Nobody should speak monolithically about anybody. There are just two classes of Nigerians. The politicians who think they can continue to fool Nigerians and the rest of us. That’s basically what it is. Just look at it. I admit I was working for some politicians.

But I was working for the President of the Federal Republic of Nigeria, who I believed came to power, even if it was a mistake, when he said on May 29, 2023, that subsidy is gone.

I mean, like a lot of other people, I said, this is incredible. We all knew the subsidy had to go but if he had the courage, later, of course, he said it was an inspiration or whatever. If he had the courage to say, I’m removing the subsidy, you must say, we’re dealing with a revolutionary here. I just wish that fire, that inspiration had been sustained all through.

And I had no doubt about joining him. I was worried because a lot of people said to him, don’t do it, said to me, don’t do it, don’t go there. But a voice inside me said, no, no, no, no. I think maybe we are on the verge of something fundamental. We can change the way this country works. That’s why I went in but I left because I realised there was no fire.

Did you find some elements of good leadership in President Tinubu and was he at some level a progressive leader as many who knew him when he was governor of Lagos State seemed to think?

My definition of a good leader would be: a leader who has real vision, not just to become president, but to use that presidency to fundamentally change those things that needed to be changed, some of them very difficult and sustain that change, lay the foundation of that change beyond the time that you are in power. So, the power is not just an end in itself, it’s about changing lives.

That’s my vision of a good president. I saw a man who laboured really hard, worked very, very hard to become a president, who started on his first day by saying get ready everybody, put your belts, we’re in for some turbulence, but in the end, you all thank me and then nothing, we went back to normal.

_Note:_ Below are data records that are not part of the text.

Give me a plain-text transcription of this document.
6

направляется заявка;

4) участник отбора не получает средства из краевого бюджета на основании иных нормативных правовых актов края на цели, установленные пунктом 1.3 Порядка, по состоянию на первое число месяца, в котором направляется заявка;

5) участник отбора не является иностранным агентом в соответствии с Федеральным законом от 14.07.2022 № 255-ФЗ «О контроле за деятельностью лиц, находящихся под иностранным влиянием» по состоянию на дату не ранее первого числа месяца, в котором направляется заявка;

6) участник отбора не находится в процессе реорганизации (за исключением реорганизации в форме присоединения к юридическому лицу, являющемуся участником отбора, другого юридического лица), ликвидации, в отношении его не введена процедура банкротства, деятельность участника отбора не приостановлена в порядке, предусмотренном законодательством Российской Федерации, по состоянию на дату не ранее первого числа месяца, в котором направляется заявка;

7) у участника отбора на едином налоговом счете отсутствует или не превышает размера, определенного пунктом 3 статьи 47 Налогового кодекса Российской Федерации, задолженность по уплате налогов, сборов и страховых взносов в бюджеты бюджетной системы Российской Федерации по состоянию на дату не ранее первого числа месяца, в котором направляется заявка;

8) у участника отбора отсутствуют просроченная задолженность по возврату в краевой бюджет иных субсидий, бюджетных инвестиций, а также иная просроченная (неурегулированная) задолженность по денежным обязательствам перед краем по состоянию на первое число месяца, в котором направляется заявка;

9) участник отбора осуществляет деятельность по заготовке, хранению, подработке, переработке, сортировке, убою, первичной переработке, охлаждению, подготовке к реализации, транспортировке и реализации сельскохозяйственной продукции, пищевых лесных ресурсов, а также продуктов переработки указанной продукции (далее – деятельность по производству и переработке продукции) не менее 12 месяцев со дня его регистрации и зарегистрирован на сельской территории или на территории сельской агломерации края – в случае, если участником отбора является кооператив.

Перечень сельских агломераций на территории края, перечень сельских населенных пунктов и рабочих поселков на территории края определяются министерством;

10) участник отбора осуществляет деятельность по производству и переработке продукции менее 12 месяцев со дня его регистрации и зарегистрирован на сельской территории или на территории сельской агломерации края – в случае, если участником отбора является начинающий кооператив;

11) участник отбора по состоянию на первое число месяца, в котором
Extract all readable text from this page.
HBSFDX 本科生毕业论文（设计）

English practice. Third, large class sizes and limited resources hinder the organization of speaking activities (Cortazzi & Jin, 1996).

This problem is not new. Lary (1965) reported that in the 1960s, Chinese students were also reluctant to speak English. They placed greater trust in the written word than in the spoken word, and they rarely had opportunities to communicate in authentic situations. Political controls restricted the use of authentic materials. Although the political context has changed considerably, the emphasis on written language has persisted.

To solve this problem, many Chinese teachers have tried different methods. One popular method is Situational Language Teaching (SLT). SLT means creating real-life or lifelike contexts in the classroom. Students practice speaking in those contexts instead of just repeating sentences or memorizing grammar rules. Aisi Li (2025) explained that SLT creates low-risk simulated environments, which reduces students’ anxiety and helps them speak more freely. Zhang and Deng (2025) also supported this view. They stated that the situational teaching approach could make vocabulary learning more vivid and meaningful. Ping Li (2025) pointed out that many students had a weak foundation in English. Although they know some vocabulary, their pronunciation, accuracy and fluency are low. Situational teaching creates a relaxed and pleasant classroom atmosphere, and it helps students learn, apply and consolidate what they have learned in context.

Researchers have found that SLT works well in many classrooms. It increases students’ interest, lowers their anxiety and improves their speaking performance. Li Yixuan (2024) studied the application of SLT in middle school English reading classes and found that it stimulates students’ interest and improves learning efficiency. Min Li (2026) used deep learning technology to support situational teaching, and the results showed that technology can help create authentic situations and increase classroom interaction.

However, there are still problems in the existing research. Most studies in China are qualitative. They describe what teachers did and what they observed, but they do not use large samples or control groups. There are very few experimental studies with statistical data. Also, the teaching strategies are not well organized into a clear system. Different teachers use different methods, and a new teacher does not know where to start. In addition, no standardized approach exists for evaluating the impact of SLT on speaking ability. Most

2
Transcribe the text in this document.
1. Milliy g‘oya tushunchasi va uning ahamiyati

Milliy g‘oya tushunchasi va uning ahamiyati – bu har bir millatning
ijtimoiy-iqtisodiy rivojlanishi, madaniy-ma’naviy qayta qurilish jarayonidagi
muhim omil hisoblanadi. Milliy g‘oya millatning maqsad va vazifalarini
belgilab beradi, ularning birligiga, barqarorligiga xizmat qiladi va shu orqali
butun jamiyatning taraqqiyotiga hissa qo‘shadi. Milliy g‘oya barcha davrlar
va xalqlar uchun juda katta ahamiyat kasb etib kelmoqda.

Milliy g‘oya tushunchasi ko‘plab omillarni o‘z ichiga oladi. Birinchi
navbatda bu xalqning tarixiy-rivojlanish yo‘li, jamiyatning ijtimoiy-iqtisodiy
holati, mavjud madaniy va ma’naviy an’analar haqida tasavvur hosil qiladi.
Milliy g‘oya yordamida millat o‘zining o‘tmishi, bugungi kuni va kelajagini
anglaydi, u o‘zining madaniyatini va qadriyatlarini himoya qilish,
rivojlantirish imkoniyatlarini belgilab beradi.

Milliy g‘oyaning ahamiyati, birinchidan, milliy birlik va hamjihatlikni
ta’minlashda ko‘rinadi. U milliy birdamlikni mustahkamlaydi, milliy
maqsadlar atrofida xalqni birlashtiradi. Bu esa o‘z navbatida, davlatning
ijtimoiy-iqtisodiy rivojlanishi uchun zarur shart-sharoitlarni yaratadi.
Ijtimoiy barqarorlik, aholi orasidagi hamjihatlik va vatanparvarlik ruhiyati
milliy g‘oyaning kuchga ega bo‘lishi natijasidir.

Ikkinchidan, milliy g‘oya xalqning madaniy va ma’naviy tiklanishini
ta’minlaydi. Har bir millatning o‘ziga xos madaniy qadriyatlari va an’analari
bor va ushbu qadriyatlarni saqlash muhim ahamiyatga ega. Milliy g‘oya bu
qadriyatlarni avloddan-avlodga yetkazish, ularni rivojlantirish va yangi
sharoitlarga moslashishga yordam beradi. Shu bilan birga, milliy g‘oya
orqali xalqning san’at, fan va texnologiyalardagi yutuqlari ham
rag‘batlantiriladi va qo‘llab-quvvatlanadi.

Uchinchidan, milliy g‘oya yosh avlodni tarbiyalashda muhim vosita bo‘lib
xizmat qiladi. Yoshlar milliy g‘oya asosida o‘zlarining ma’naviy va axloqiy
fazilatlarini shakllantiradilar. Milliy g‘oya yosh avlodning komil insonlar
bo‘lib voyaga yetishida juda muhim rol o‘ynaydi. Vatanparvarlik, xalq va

It’s an anticlimax which we shouldn’t have at this time. In economic management, in managing security, in managing national coexistence, I didn’t see the kind of change that we required by 2023 after President Buhari left this country completely wrecked.

We needed a president, who will really shake Nigeria and say to Nigerians, listen, we’ve come from a very difficult journey, but there is light at the end of the tunnel, have faith in me, I’m going to do this and he then creates an environment that makes it doable.

Then he engages Nigerians. He doesn’t just send out press releases. He has an engagement strategy. He talks to the people. He meets the people. I don’t know when the last time President Tinubu visited the North, if I can’t even remember or the South-East or whatever, except for campaigning.

Look at the South-East, the zone has been virtually just a part of Nigeria. Nobody is thinking about the fact that you need to reintegrate the South-East. It’s a vital part of Nigeria.

There’s no political thinking in this administration. You need to rebuild the trust and the confidence of Nigerians in each other. If this country is going to survive, we must stop this business of these people are dispensable. We need to reunite this country.

We need to give young people hope. We need to let them know that this country actually is theirs and that they can live in a country that is safe, in a country that progresses, a country that will give them some hope that there is a light at the end of the tunnel. We’re not doing that. That’s why I’m hoping that people will rise against the political class now. We need change and it can happen.